Contexto Estratégico e Ambiental da Iniciativa
A Pampa Energia, principal geradora de energia elétrica da província de Neuquén, encontra-se em fase avançada de negociação para a implantação de infraestrutura digital que demandará até 500 MW de energia elétrica, correspondente ao consumo anual de cerca de 150 mil residências, segundo estimativas técnicas internas da empresa divulgadas por Ruben Turienzo, diretor comercial de eletricidade.
A iniciativa surge após ressurgimento do interesse do setor tecnológico em instalar unidades de processamento em escala industrial na Patagônia, onde o acesso à energia hidrelétrica barata e ao gás natural da formação Vaca Muerta garante viabilidade operacional, enquanto as temperaturas médias entre 5 °C e 12 °C reduzem custos com climatização, conforme relatório técnico preliminar apresentado à Secretaria de Energia da Nación.

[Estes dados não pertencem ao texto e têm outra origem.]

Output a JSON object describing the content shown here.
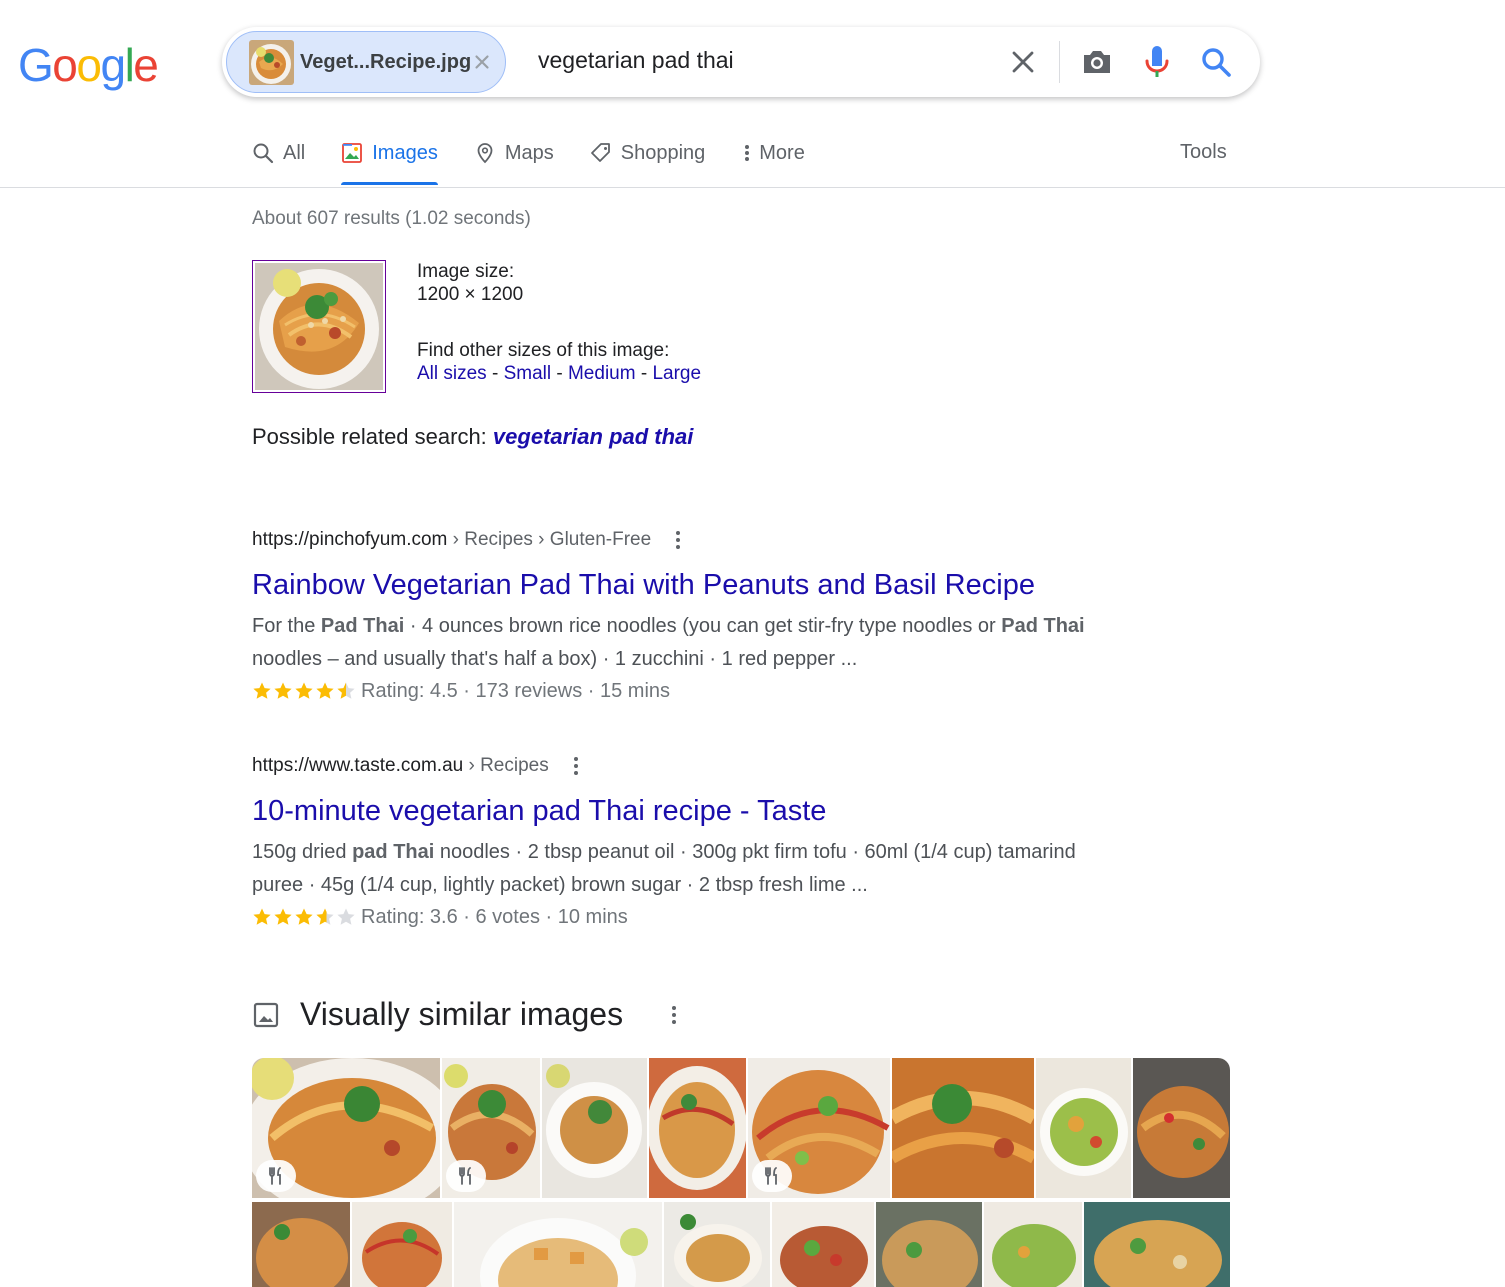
{
  "logo": {
    "text": "Google",
    "letters": [
      "G",
      "o",
      "o",
      "g",
      "l",
      "e"
    ],
    "colors": [
      "#4285F4",
      "#EA4335",
      "#FBBC05",
      "#4285F4",
      "#34A853",
      "#EA4335"
    ]
  },
  "search": {
    "chip_label": "Veget...Recipe.jpg",
    "query": "vegetarian pad thai",
    "icons": [
      "close-icon",
      "camera-icon",
      "microphone-icon",
      "search-icon"
    ]
  },
  "tabs": [
    {
      "label": "All",
      "icon": "search-icon",
      "active": false
    },
    {
      "label": "Images",
      "icon": "image-icon",
      "active": true
    },
    {
      "label": "Maps",
      "icon": "map-pin-icon",
      "active": false
    },
    {
      "label": "Shopping",
      "icon": "tag-icon",
      "active": false
    },
    {
      "label": "More",
      "icon": "more-vert-icon",
      "active": false
    }
  ],
  "tools_label": "Tools",
  "stats": "About 607 results (1.02 seconds)",
  "image_info": {
    "size_label": "Image size:",
    "size_value": "1200 × 1200",
    "other_sizes_label": "Find other sizes of this image:",
    "sizes": [
      "All sizes",
      "Small",
      "Medium",
      "Large"
    ],
    "separator": " - "
  },
  "related": {
    "label": "Possible related search: ",
    "link": "vegetarian pad thai"
  },
  "results": [
    {
      "url": "https://pinchofyum.com",
      "crumbs": " › Recipes › Gluten-Free",
      "title": "Rainbow Vegetarian Pad Thai with Peanuts and Basil Recipe",
      "snippet_line1": [
        "For the ",
        "Pad Thai",
        " · 4 ounces brown rice noodles (you can get stir-fry type noodles or ",
        "Pad Thai"
      ],
      "snippet_line2": "noodles – and usually that's half a box) · 1 zucchini · 1 red pepper ...",
      "rating_value": 4.5,
      "rating_text": "Rating: 4.5 · 173 reviews · 15 mins"
    },
    {
      "url": "https://www.taste.com.au",
      "crumbs": " › Recipes",
      "title": "10-minute vegetarian pad Thai recipe - Taste",
      "snippet_line1": [
        "150g dried ",
        "pad Thai",
        " noodles · 2 tbsp peanut oil · 300g pkt firm tofu · 60ml (1/4 cup) tamarind"
      ],
      "snippet_line2": "puree · 45g (1/4 cup, lightly packet) brown sugar · 2 tbsp fresh lime ...",
      "rating_value": 3.6,
      "rating_text": "Rating: 3.6 · 6 votes · 10 mins"
    }
  ],
  "visually_similar": {
    "title": "Visually similar images",
    "icon": "image-icon"
  },
  "colors": {
    "link": "#1a0dab",
    "accent": "#1a73e8",
    "star": "#fbbc04",
    "star_empty": "#dadce0"
  }
}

O investimento exigido para viabilizar a infraestrutura elétrica para um data center de 500 MW atinge estimativa oficial de US$ 900 milhões, representando risco calculado em ambiente de instabilidade macroeconômica regional.
Repercussão Política e Desafios Regulatórios
O governo federal argentino, sob a gestão do presidente Javier Milei, tem incentivado a atração de capitais estrangeiros por meio do regime RIGI, que concede isenções fiscais progressivas e estabilidade jurídica a projetos estratégicos no setor energético e tecnológico, condição essencial para viabilizar empreendimentos como o data center da Pampa Energia na região patagônica.
Especialistas apontam que a ausência de legislação específica para centros de dados no país ainda representa obstáculo regulatório, embora a proximidade com investidores norte-americanos como a O penAI e a FlexDomes sinalize predisposição institucional em acelerar aprovações técnicas mediante compromissos com sustentabilidade e geração local de empregos qualificados.